Tough credit is also hitting younger buyers hardest. Today's mortgage lenders require higher down payments, and while first-time buyers used to get help from their parents, that well has dried up for some, as older Americans lost much of their savings in the recent financial crisis.
First-time buyers often turn to FHA loans, the government mortgage insurer, but premiums and fees there have gone up dramatically in the past year, and FHA's share of the market has dropped accordingly.
(Read more: Construction up, but are we building too many houses?)
On the brighter side, another report from Inside Mortgage Finance shows Fannie Mae and Freddie Mac easing the doors open a bit more to first-time buyers. The share of Fannie Mae/Freddie Mac financing for first-time homebuyers hit 19.5 percent in December.
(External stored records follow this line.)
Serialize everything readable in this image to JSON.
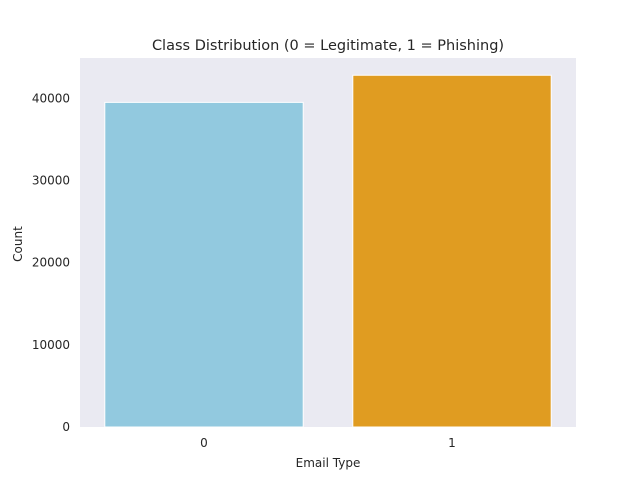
{
  "chart_data": {
    "type": "bar",
    "title": "Class Distribution (0 = Legitimate, 1 = Phishing)",
    "xlabel": "Email Type",
    "ylabel": "Count",
    "categories": [
      "0",
      "1"
    ],
    "values": [
      39500,
      42800
    ],
    "colors": [
      "#92c9df",
      "#e09c21"
    ],
    "ylim": [
      0,
      44900
    ],
    "yticks": [
      0,
      10000,
      20000,
      30000,
      40000
    ],
    "ytick_labels": [
      "0",
      "10000",
      "20000",
      "30000",
      "40000"
    ],
    "grid": false,
    "background": "#eaeaf2"
  }
}
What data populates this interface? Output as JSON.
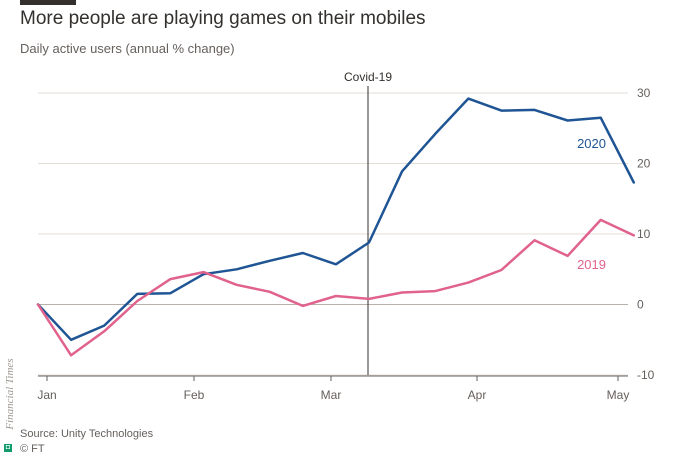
{
  "chart_data": {
    "type": "line",
    "title": "More people are playing games on their mobiles",
    "subtitle": "Daily active users (annual % change)",
    "ylim": [
      -10,
      30
    ],
    "yticks": [
      30,
      20,
      10,
      0,
      -10
    ],
    "xticks": [
      "Jan",
      "Feb",
      "Mar",
      "Apr",
      "May"
    ],
    "annotation": "Covid-19",
    "source": "Source: Unity Technologies",
    "credit": "© FT",
    "side_label": "Financial Times",
    "grid": true,
    "series": [
      {
        "name": "2020",
        "color": "#1f5594",
        "values": [
          0,
          -5,
          -3,
          1.5,
          1.6,
          4.3,
          5.0,
          6.2,
          7.3,
          5.7,
          8.8,
          18.9,
          24.2,
          29.2,
          27.5,
          27.6,
          26.1,
          26.5,
          17.3
        ]
      },
      {
        "name": "2019",
        "color": "#e0628d",
        "values": [
          0,
          -7.2,
          -3.8,
          0.5,
          3.6,
          4.6,
          2.8,
          1.8,
          -0.2,
          1.2,
          0.8,
          1.7,
          1.9,
          3.1,
          4.9,
          9.1,
          6.9,
          12.0,
          9.8
        ]
      }
    ]
  }
}
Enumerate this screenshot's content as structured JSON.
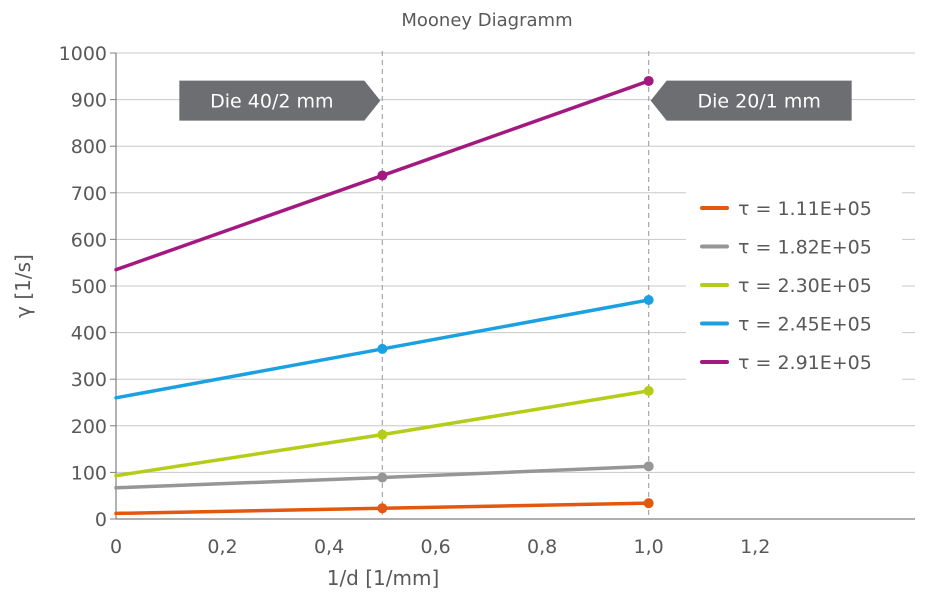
{
  "chart_data": {
    "type": "line",
    "title": "Mooney Diagramm",
    "xlabel": "1/d [1/mm]",
    "ylabel": "γ [1/s]",
    "xlim": [
      0,
      1.5
    ],
    "ylim": [
      0,
      1000
    ],
    "x_ticks": [
      "0",
      "0,2",
      "0,4",
      "0,6",
      "0,8",
      "1,0",
      "1,2"
    ],
    "x_tick_values": [
      0,
      0.2,
      0.4,
      0.6,
      0.8,
      1.0,
      1.2
    ],
    "y_ticks": [
      "0",
      "100",
      "200",
      "300",
      "400",
      "500",
      "600",
      "700",
      "800",
      "900",
      "1000"
    ],
    "y_tick_values": [
      0,
      100,
      200,
      300,
      400,
      500,
      600,
      700,
      800,
      900,
      1000
    ],
    "grid": "horizontal",
    "legend_position": "right",
    "series": [
      {
        "name": "τ = 1.11E+05",
        "color": "#e4570f",
        "x": [
          0,
          0.5,
          1.0
        ],
        "y": [
          12,
          23,
          34
        ]
      },
      {
        "name": "τ = 1.82E+05",
        "color": "#969696",
        "x": [
          0,
          0.5,
          1.0
        ],
        "y": [
          67,
          89,
          113
        ]
      },
      {
        "name": "τ = 2.30E+05",
        "color": "#b5cc18",
        "x": [
          0,
          0.5,
          1.0
        ],
        "y": [
          93,
          181,
          275
        ]
      },
      {
        "name": "τ = 2.45E+05",
        "color": "#1ba1e2",
        "x": [
          0,
          0.5,
          1.0
        ],
        "y": [
          260,
          365,
          470
        ]
      },
      {
        "name": "τ = 2.91E+05",
        "color": "#a3197f",
        "x": [
          0,
          0.5,
          1.0
        ],
        "y": [
          535,
          737,
          940
        ]
      }
    ],
    "markers": [
      {
        "series": 0,
        "x": [
          0.5,
          1.0
        ]
      },
      {
        "series": 1,
        "x": [
          0.5,
          1.0
        ]
      },
      {
        "series": 2,
        "x": [
          0.5,
          1.0
        ]
      },
      {
        "series": 3,
        "x": [
          0.5,
          1.0
        ]
      },
      {
        "series": 4,
        "x": [
          0.5,
          1.0
        ]
      }
    ],
    "vlines": [
      0.5,
      1.0
    ],
    "annotations": [
      {
        "text": "Die 40/2 mm",
        "x": 0.5,
        "y": 900,
        "pointer": "right"
      },
      {
        "text": "Die 20/1 mm",
        "x": 1.0,
        "y": 900,
        "pointer": "left"
      }
    ],
    "colors": {
      "callout": "#6d6e71",
      "grid": "#c8c8c8",
      "axis": "#7f7f7f",
      "vline": "#a6a6a6"
    }
  }
}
That compared with 14.1 percent a year earlier.
Credit aside, there is still the simple fact that house prices shot up like a rocket in 2013, well into the double digits nationally.
"Below the surface of last year's market, a number of unsettling trends started to emerge as a result of rapid and ultimately unsustainable appreciation, setting up a bit of a mixed bag for 2014," said Zillow's chief economist, Stan Humphries.
"Affordability issues will help put the brakes on many markets that saw huge appreciation rates, like California and the Southwest, creating volatility that could potentially cause whiplash for homebuyers and sellers."